Despite appearing calm and cool on the surface, it is quite a thrill at times to be inches away from some of the biggest stars in the world. I once worked on “The Morning Show,” an Apple TV+ production starring Jennifer Aniston and Reese Witherspoon, in which I was instructed to walk just a few feet behind Aniston as she did a very long dramatic exit. We were filming outside in downtown L.A. on a very sunny day and I got yelled at after one of the takes for wearing large sunglasses. Apparently, my large glasses may have been distracting an audience member’s focus from the star of the show. I felt sad and embarrassed for a moment, but as the tears formed in my 48-year-old eyes, I thought, “Well at least it wasn’t Aniston herself yelling at me. Because I saw what happened to Ross after they were ‘On a break!'"

I once spent 16 hours in pantyhose watching guys play basketball for the HBO show “Winning Time” and received $267 and a yeast infection.

Humor is my savior. I look for it everywhere. I need to. I’m a 48-year-old background actor. Did I mention that?

One of my favorite actresses over the years is Rose Byrne. If you don’t know her name, you’d definitely know her face if you saw it. A brilliant dramatic and comedic actor, she is currently starring in the hit show “Physical.”

I recently booked a three-day background job on that show. I was so excited! It was three days of work, on an awesome show, and the chance to admire Byrne, one of my idols.

On the last of the three days, after being there for 15 hours, we had just one shot left to film. It was a dramatic scene where Byrne’s character had to cry. I was sitting just a few feet from her. If you aren’t familiar with television and moviemaking, a typical scene is usually shot four to six times before it is deemed worthy for the final cut, which means Byrne had to get those tears for every take.

During almost every take, right before the camera rolled, she seemed to look over at me. Call me narcissist, but I swear she glared right into my eyes. I at first thought I must look like someone she knows, then it quickly dawned on me: Maybe her motivation to cry is looking at an almost 50-year-old woman still doing background work.

I have been doing background acting for a year now, and being someone very prone to depression, I have learned to constantly search for the positive in a situation. It’s not always easy to do when my peers that I started doing stand-up comedy with 17 years ago are now the stars of a few of the shows that I am doing background work on. I used to hide, hoping they wouldn’t see me. The shame and discomfort I felt was overwhelming and at times, paralyzing. Fortunately, I have been blessed with enough introspective resources to realize the strength of ego. I now walk up, semi-confidently, to my successful peers and say hello. I am at times met with a look of pity and/or confusion. One of them actually asked me “what happened?” because I “had so much potential.” I just smile and say, “I’m still alive!” The older I get the more I realize, that actually may be the greatest success in L.A.

This article is not meant as a way to complain about my position in life. No matter what mediocre job or lifestyle I find myself in, I know I am still living in a fashion that is better than probably 90% of other human beings on this earth.

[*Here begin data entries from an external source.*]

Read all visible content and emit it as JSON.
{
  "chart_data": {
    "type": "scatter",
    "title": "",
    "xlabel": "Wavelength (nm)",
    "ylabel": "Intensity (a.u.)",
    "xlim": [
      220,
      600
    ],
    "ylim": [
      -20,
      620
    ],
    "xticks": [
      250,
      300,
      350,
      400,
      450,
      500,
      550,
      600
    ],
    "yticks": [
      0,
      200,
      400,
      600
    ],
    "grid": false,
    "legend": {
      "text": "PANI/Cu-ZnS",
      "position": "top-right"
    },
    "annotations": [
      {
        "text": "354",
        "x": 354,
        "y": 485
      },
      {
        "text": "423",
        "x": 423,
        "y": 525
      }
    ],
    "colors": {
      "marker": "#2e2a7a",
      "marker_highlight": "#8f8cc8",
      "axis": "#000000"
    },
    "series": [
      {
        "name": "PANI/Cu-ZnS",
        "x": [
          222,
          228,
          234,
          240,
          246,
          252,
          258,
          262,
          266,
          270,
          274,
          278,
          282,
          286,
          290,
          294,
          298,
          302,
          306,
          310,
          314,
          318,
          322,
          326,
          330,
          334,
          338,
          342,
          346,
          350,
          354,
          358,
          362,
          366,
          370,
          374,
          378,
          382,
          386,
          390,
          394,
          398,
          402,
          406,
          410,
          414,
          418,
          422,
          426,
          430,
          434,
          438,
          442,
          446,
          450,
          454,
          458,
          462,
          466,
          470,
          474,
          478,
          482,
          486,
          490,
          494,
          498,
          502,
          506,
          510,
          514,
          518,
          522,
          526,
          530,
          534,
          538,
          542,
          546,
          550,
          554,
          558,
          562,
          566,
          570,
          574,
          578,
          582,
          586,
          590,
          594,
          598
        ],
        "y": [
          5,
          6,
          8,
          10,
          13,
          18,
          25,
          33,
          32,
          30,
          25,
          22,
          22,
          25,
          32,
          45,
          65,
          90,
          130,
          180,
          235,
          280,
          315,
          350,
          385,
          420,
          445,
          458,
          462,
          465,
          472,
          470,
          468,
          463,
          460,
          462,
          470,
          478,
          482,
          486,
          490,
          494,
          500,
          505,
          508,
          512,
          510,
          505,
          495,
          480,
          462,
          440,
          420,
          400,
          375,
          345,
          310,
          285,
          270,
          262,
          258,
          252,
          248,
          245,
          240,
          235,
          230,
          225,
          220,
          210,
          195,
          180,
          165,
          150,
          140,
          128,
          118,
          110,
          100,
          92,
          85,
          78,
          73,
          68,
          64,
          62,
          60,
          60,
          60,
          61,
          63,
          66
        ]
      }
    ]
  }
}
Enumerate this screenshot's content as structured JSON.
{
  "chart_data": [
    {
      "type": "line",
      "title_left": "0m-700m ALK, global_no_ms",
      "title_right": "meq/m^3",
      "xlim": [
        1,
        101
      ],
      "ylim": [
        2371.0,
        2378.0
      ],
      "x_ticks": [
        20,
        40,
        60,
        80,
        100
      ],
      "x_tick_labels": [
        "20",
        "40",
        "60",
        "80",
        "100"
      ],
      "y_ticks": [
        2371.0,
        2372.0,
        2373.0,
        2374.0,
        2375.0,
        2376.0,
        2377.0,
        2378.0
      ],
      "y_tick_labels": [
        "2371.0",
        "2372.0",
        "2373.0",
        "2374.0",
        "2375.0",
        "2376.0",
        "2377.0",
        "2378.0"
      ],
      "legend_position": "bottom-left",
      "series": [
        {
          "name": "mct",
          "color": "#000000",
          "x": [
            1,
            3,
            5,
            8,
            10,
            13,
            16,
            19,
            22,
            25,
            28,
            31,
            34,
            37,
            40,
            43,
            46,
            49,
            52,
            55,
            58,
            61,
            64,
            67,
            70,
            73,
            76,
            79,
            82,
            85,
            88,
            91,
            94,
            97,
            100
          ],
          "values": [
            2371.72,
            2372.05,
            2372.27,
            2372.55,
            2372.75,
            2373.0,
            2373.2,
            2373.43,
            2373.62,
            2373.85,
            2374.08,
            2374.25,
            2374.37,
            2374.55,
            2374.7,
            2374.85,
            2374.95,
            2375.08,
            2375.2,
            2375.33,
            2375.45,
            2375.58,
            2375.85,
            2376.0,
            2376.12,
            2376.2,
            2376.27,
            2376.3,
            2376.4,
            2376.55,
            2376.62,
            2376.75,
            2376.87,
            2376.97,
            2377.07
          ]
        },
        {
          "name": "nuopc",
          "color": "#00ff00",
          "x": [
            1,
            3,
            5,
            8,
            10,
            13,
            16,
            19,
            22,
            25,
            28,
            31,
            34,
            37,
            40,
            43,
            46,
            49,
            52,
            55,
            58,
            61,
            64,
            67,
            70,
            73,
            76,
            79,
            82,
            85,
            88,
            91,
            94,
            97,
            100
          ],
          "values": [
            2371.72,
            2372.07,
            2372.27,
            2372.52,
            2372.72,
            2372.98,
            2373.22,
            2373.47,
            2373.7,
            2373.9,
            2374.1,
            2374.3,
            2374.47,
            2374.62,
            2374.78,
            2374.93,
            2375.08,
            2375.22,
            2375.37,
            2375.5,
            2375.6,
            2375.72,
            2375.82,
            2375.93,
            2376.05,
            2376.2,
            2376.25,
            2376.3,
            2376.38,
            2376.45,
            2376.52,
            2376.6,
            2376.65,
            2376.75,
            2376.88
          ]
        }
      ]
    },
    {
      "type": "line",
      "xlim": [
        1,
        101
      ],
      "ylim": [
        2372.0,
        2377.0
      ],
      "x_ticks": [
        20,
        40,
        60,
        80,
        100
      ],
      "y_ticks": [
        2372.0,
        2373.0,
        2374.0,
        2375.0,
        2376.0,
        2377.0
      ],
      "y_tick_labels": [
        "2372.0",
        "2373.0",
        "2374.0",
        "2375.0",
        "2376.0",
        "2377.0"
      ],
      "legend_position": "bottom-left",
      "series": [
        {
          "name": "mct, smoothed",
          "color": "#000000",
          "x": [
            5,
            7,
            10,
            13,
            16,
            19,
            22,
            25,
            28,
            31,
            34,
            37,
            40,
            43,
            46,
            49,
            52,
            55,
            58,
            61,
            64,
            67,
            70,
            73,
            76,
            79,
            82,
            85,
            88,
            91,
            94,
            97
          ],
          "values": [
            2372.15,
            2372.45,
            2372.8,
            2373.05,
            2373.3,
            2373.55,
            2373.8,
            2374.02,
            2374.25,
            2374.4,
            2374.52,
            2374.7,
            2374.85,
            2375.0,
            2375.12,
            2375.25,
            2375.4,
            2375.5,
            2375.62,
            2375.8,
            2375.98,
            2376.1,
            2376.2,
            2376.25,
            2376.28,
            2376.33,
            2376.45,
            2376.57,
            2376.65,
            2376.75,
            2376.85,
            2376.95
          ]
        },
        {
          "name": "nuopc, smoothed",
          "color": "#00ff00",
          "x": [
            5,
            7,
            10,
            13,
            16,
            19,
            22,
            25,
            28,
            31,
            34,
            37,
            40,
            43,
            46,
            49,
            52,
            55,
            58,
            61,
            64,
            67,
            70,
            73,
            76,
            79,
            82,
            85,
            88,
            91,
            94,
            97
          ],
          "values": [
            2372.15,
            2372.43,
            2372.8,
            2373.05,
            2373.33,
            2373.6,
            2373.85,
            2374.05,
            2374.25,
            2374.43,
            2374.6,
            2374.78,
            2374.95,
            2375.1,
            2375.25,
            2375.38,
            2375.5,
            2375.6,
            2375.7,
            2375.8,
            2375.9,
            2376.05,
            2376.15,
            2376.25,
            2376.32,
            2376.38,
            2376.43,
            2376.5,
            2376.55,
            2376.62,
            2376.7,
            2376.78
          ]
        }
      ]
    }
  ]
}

But I know now that it doesn’t necessarily matter what degree of career success we may have at the moment, it can all change tomorrow. What matters is a continued belief in myself. I know how talented I am. If that talent gets hindered by bad networking skills or a physically paralyzing panic, so be it. I’ll continue to work through it and try my hardest to rise above the fear.

But until then, I’ll enjoy the amazing L.A. days working on television and movie sets at awesome locations like Warner Bros. and Sony Studios, being side-by-side with actors I have looked up to for years, and making the most of this beautiful life I have even if at this moment I am just quietly living my life in the background.